In a speech last week, the leader of the Scottish Labour Party provided a ray of sunshine. I am not taking bets, by the way, on the number of times this particular sentence has been written.
But Anas Sarwar was making a serious point which is of critical importance not just for Scotland, but for the UK as a whole.
The specific context was an attack on the tax increases of the SNP, both actual and proposed. But the Scottish Labour leader went much further. Taxation, he said, “has been used as a substitute for economic growth, and it’s actually choking off opportunities”.
Just over a year ago, the Office for Budget Responsibility published a document entitled “Fiscal risks and sustainability”. They highlighted three major areas where demographic changes will put increasing pressure on the public finances. An ageing population means, they wrote, increasing demand for health, pensions and social care.
Fortunately, the real problems these create won’t kick in to the full until the 2030s. But every year that goes by, the pressures produced by an ageing population grow.

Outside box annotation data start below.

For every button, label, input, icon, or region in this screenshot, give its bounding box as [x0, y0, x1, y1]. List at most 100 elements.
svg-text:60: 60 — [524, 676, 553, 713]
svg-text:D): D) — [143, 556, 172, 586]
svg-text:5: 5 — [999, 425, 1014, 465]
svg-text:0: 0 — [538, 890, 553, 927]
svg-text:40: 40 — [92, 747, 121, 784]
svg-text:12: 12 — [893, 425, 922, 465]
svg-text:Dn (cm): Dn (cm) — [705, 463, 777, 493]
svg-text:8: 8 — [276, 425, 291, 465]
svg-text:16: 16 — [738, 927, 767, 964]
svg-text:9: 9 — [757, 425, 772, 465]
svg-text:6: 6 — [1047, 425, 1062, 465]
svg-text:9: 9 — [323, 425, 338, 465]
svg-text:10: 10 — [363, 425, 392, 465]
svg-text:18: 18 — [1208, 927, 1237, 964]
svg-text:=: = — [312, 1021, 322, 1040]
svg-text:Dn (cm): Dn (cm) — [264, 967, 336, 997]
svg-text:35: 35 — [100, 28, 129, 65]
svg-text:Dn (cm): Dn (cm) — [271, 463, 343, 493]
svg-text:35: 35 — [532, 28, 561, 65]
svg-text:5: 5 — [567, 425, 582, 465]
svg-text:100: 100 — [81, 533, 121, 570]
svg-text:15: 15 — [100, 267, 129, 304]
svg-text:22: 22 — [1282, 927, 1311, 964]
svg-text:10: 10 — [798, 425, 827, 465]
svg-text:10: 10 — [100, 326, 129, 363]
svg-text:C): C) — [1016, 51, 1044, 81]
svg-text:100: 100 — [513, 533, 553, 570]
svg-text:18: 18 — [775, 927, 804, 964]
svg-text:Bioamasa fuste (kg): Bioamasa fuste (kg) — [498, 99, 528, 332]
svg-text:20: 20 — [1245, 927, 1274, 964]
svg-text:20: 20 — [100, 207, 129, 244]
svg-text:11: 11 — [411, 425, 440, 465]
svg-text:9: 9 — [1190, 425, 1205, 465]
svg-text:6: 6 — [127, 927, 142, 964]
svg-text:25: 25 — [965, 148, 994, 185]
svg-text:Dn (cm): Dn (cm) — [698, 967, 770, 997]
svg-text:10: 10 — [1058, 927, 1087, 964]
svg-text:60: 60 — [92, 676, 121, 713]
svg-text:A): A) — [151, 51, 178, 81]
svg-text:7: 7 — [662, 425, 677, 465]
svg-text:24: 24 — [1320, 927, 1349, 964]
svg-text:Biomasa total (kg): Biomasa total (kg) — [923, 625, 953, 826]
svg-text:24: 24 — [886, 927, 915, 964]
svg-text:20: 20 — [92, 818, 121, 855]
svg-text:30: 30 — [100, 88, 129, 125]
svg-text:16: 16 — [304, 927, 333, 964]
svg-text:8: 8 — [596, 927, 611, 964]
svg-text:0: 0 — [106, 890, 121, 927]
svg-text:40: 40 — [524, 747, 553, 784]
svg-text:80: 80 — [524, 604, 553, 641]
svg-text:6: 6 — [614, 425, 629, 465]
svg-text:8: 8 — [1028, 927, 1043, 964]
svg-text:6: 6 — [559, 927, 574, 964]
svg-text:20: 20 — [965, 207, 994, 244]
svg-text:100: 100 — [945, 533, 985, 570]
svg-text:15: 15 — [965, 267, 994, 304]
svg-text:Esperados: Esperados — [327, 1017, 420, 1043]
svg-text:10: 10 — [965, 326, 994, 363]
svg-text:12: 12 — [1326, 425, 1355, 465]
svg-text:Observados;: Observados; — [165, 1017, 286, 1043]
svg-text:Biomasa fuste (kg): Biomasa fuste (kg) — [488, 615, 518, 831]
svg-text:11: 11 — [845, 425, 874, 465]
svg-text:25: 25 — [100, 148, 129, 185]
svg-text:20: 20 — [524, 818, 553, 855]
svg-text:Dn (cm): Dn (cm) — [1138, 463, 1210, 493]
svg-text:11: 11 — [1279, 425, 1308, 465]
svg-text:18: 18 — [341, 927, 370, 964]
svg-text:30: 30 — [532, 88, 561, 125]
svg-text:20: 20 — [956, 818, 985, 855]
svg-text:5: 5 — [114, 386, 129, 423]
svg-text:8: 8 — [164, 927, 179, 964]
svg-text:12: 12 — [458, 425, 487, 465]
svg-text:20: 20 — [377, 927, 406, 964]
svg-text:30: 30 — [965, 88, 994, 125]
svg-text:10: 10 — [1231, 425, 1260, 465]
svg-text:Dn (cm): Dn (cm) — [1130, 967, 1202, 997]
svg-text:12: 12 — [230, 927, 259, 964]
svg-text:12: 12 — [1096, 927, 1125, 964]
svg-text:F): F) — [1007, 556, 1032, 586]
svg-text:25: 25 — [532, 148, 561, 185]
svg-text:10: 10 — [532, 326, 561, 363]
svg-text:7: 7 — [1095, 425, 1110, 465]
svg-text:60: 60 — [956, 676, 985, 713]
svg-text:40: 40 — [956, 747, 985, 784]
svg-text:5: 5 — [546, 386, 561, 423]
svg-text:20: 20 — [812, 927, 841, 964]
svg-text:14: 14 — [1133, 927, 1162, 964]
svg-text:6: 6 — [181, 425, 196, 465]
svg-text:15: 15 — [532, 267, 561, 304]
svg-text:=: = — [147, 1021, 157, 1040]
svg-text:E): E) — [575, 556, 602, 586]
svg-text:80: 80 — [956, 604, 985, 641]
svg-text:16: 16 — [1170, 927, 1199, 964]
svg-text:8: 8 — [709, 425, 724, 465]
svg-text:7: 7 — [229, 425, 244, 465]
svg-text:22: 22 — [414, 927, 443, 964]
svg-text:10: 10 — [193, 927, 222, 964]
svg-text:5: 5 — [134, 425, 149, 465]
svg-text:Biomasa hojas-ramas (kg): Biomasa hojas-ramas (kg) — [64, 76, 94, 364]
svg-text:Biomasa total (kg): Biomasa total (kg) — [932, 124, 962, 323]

The immediate demands from the electorate are almost insatiable. Repair the schools, ease the burden on students, give the NHS more money, better pay for public sector workers, are only some on the list.

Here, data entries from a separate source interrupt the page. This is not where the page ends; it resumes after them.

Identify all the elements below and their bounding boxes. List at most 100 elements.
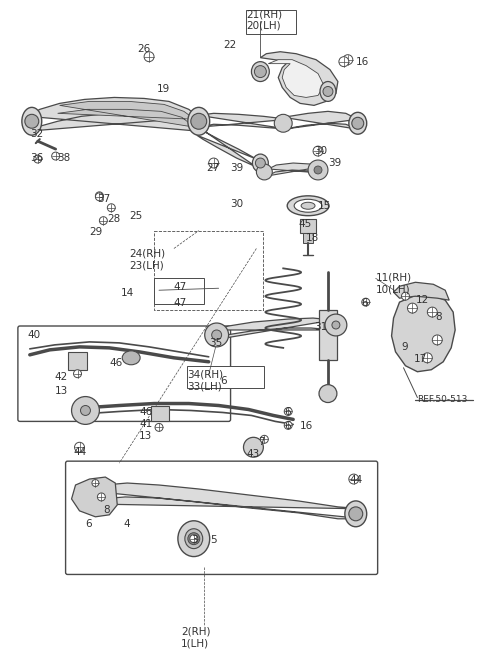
Circle shape [73, 370, 82, 377]
Text: 5: 5 [211, 535, 217, 545]
Polygon shape [72, 477, 117, 517]
Circle shape [308, 160, 328, 180]
Ellipse shape [122, 351, 140, 365]
Circle shape [260, 436, 268, 443]
Text: 43: 43 [246, 449, 260, 459]
Text: 16: 16 [356, 57, 369, 67]
Circle shape [25, 114, 39, 128]
Text: 10(LH): 10(LH) [376, 284, 410, 295]
Text: 6: 6 [284, 421, 291, 432]
Bar [187, 366, 264, 388]
Text: 38: 38 [58, 153, 71, 163]
Circle shape [212, 330, 222, 340]
Ellipse shape [252, 154, 268, 172]
Polygon shape [260, 52, 338, 105]
FancyBboxPatch shape [18, 326, 230, 421]
Polygon shape [394, 282, 449, 300]
Circle shape [408, 303, 418, 313]
Text: 21(RH): 21(RH) [246, 10, 283, 20]
Ellipse shape [252, 61, 269, 82]
Bar [300, 219, 316, 232]
Text: 12: 12 [415, 295, 429, 305]
Circle shape [52, 152, 60, 160]
Text: 19: 19 [157, 84, 170, 93]
Text: 32: 32 [30, 129, 43, 139]
Circle shape [332, 321, 340, 329]
Circle shape [313, 146, 323, 156]
Circle shape [188, 533, 200, 545]
Text: 46: 46 [139, 407, 152, 417]
Text: 6: 6 [361, 298, 367, 308]
Ellipse shape [345, 501, 367, 527]
Text: 14: 14 [121, 288, 134, 298]
Circle shape [72, 396, 99, 424]
Text: 40: 40 [28, 330, 41, 340]
Text: 26: 26 [137, 44, 150, 54]
Circle shape [314, 166, 322, 174]
Polygon shape [199, 114, 288, 129]
Circle shape [243, 438, 264, 457]
Polygon shape [214, 318, 333, 340]
Text: 31: 31 [314, 322, 327, 332]
Polygon shape [392, 295, 455, 372]
Text: 45: 45 [298, 219, 312, 229]
Text: 1(LH): 1(LH) [181, 638, 209, 648]
Circle shape [209, 158, 218, 168]
Circle shape [205, 323, 228, 347]
Ellipse shape [301, 202, 315, 209]
Circle shape [256, 164, 272, 180]
Polygon shape [28, 97, 199, 131]
Ellipse shape [294, 199, 322, 212]
Circle shape [191, 114, 207, 129]
Circle shape [349, 507, 363, 521]
Circle shape [254, 66, 266, 78]
Circle shape [144, 52, 154, 61]
Text: 47: 47 [174, 282, 187, 293]
Ellipse shape [22, 107, 42, 135]
Text: 37: 37 [97, 194, 111, 204]
Text: 8: 8 [435, 312, 442, 322]
Circle shape [92, 479, 99, 486]
Ellipse shape [287, 196, 329, 215]
Bar [68, 352, 87, 370]
Text: 9: 9 [401, 342, 408, 352]
Text: 47: 47 [174, 298, 187, 308]
Text: 30: 30 [230, 199, 244, 209]
Bar [154, 278, 204, 304]
Text: 36: 36 [30, 153, 43, 163]
Text: 7: 7 [258, 438, 265, 447]
Circle shape [284, 407, 292, 415]
Circle shape [274, 114, 292, 132]
Bar [303, 232, 313, 242]
Circle shape [352, 118, 364, 129]
Text: 39: 39 [328, 158, 341, 168]
Text: 6: 6 [85, 518, 92, 529]
Circle shape [427, 307, 437, 317]
Text: 22: 22 [223, 40, 237, 50]
Text: 28: 28 [108, 214, 120, 224]
Text: 39: 39 [230, 163, 244, 173]
Polygon shape [283, 112, 358, 129]
Circle shape [155, 423, 163, 432]
Circle shape [108, 204, 115, 212]
Circle shape [432, 335, 442, 345]
Polygon shape [268, 59, 324, 97]
Circle shape [255, 158, 265, 168]
Text: 27: 27 [207, 163, 220, 173]
Text: 15: 15 [318, 200, 331, 211]
Text: 41: 41 [139, 419, 152, 430]
Polygon shape [58, 101, 195, 127]
Text: 44: 44 [73, 447, 87, 457]
Circle shape [34, 155, 42, 163]
Text: 2(RH): 2(RH) [181, 626, 210, 636]
Text: 24(RH): 24(RH) [129, 249, 165, 259]
Text: 33(LH): 33(LH) [187, 381, 222, 392]
Ellipse shape [185, 529, 203, 549]
Text: 44: 44 [350, 475, 363, 485]
Text: 35: 35 [209, 338, 222, 348]
Bar [151, 406, 169, 421]
Text: 13: 13 [139, 432, 152, 441]
Circle shape [339, 57, 349, 67]
Ellipse shape [320, 82, 336, 101]
Text: 6: 6 [284, 407, 291, 417]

But there is not enough money to do everything the electorate wants. In the past fifteen years – from 2007 – the UK economy grew by just 1 per cent a year. In the fifteen years before 2007, it grew at 2.7 per cent a year.
As a broad rule of thumb, each additional 1 per cent on the level of GDP yields an additional £10bn in tax receipts. If the economy had grown at its 1992-2007 average in the past decade and a half, the government would have had some £300bn a year more to either spend or to cut taxes.
This simple figure highlights the fundamental importance of growth. As Anas Sarwar says, taxation is not a substitute for growth. Imagine if taxes were £300bn higher than they are now. Why would anybody bother to make an effort? The economy would grind to a halt.
There is strong evidence that high levels of taxation have an adverse effect on the real driver of economic growth, innovation. Increasing the marginal corporate tax rate has an even bigger impact. An analysis of all the patents filed with both the US and European Patent Offices over a twenty-five year period shows there is a strong negative correlation between marginal tax rates and the fraction of inventors who remain in their native country. The brain drain is real.
Higher public spending, or lower taxes, can of course be paid for by issuing government debt. But the natural experiment carried out by the Truss government a year ago is thought by most to show the severe limits to this particular strategy. Or does it?
The difficulty for any government will of course be to persuade the markets that any extra borrowing, either for spending or tax cuts, will in fact be a stimulus and that growth won’t be used to appease particular interest groups.
At least Labour understands that growth is essential. Taxation is not a substitute.